You are not authorized to access HEC.
Command:
index="_internal" | search "error"Error log:
ERROR HttpInputDataHandler - Failed processing http input, token name=n/a, channel=n/a, source_IP=127.0.0.1, reply=4, events_processed=0, http_input_body_size=369 WARNING pid=48412 tid=ThreadPoolExecutor-0_1 file=base_modinput.py:log_warning:302 | SLS info: Failed to write [{"event": "{\"__topic__\": \"topic_test0\", \"__source__\": \"127.0.0.1\", \"__tag__:__client_ip__\": \"10.10.10.10\", \"__tag__:__receive_time__\": \"1584945639\", \"content\": \"goroutine id [0, 1584945637]\", \"content2\": \"num[9], time[2020-03-23 14:40:37|1584945637]\"}", "index": "main", "source": "sls log", "sourcetype": "http of hec", "time": "1584945637"}] remote Splunk server (http://127.0.0.1:8088/services/collector) using hec. Exception: 403 Client Error: Forbidden for url: http://127.0.0.1:8088/services/collector, times: 3Possible causes:
HEC is not configured or started.
The HEC-related parameters of data inputs are invalid. For example, if you use HTTPS-based HEC, you must enable the SSL feature.
The indexer acknowledgment feature is disabled for your HEC tokens.
How to resolve consumption latency?
Check the status of your consumer group in the SLS console.
We recommend that you increase the number of shards or create more data inputs in the same consumer group. For more information, see Performance and security.
What do I do if network jitter occurs?
Command:
index="_internal" | search "SLS info: Failed to write"Error log:
WARNING pid=58837 tid=ThreadPoolExecutor-0_0 file=base_modinput.py:log_warning:302 | SLS info: Failed to write [{"event": "{\"__topic__\": \"topic_test0\", \"__source__\": \"127.0.0.1\", \"__tag__:__client_ip__\": \"10.10.10.10\", \"__tag__:__receive_time__\": \"1584951417\", \"content2\": \"num[999], time[2020-03-23 16:16:57|1584951417]\", \"content\": \"goroutine id [0, 1584951315]\"}", "index": "main", "source": "sls log", "sourcetype": "http of hec", "time": "1584951417"}] remote Splunk server (http://127.0.0.1:8088/services/collector) using hec.

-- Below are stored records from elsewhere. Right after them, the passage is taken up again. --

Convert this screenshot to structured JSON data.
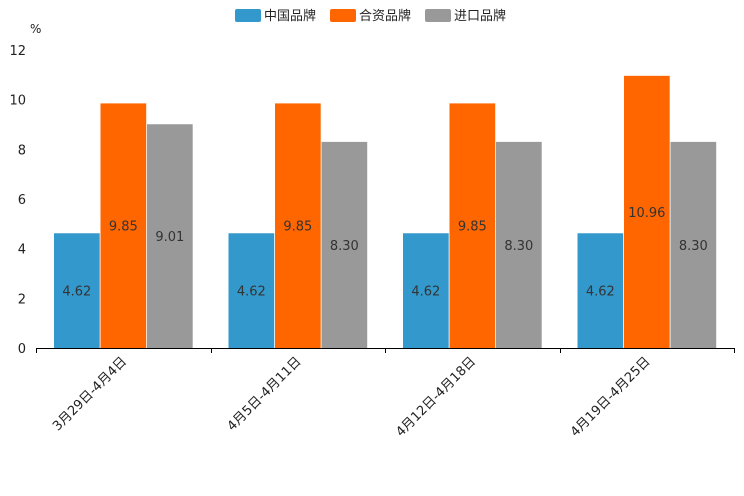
{
  "chart_data": {
    "type": "bar",
    "ylabel": "%",
    "ylim": [
      0,
      12
    ],
    "yticks": [
      "0",
      "2",
      "4",
      "6",
      "8",
      "10",
      "12"
    ],
    "legend_position": "top-center",
    "categories": [
      "3月29日-4月4日",
      "4月5日-4月11日",
      "4月12日-4月18日",
      "4月19日-4月25日"
    ],
    "series": [
      {
        "name": "中国品牌",
        "color": "#3399cc",
        "values": [
          4.62,
          4.62,
          4.62,
          4.62
        ],
        "labels": [
          "4.62",
          "4.62",
          "4.62",
          "4.62"
        ]
      },
      {
        "name": "合资品牌",
        "color": "#ff6600",
        "values": [
          9.85,
          9.85,
          9.85,
          10.96
        ],
        "labels": [
          "9.85",
          "9.85",
          "9.85",
          "10.96"
        ]
      },
      {
        "name": "进口品牌",
        "color": "#999999",
        "values": [
          9.01,
          8.3,
          8.3,
          8.3
        ],
        "labels": [
          "9.01",
          "8.30",
          "8.30",
          "8.30"
        ]
      }
    ]
  }
}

Exception: ('Connection aborted.', ConnectionResetError(54, 'Connection reset by peer')), times: 3
If network jitter occurs, Splunk events are automatically retransmitted. If the issue persists, contact your network administrator.
How do I change the start time of consumption?
NoteThe SLS cursor start time parameter is valid only when you use a new consumer group. If you use an existing consumer group, data is consumed from the last checkpoint.
On the inputs page of the Splunk web interface, disable the related data input.
Log on to the Simple Log Service console. Find the logstore from which data is consumed and delete the related consumer group in the Data Consumption section.
On the inputs page of the Splunk web interface, find the data input, and choose . In the dialog box that appears, modify the SLS cursor start time parameter. Then, enable the data input.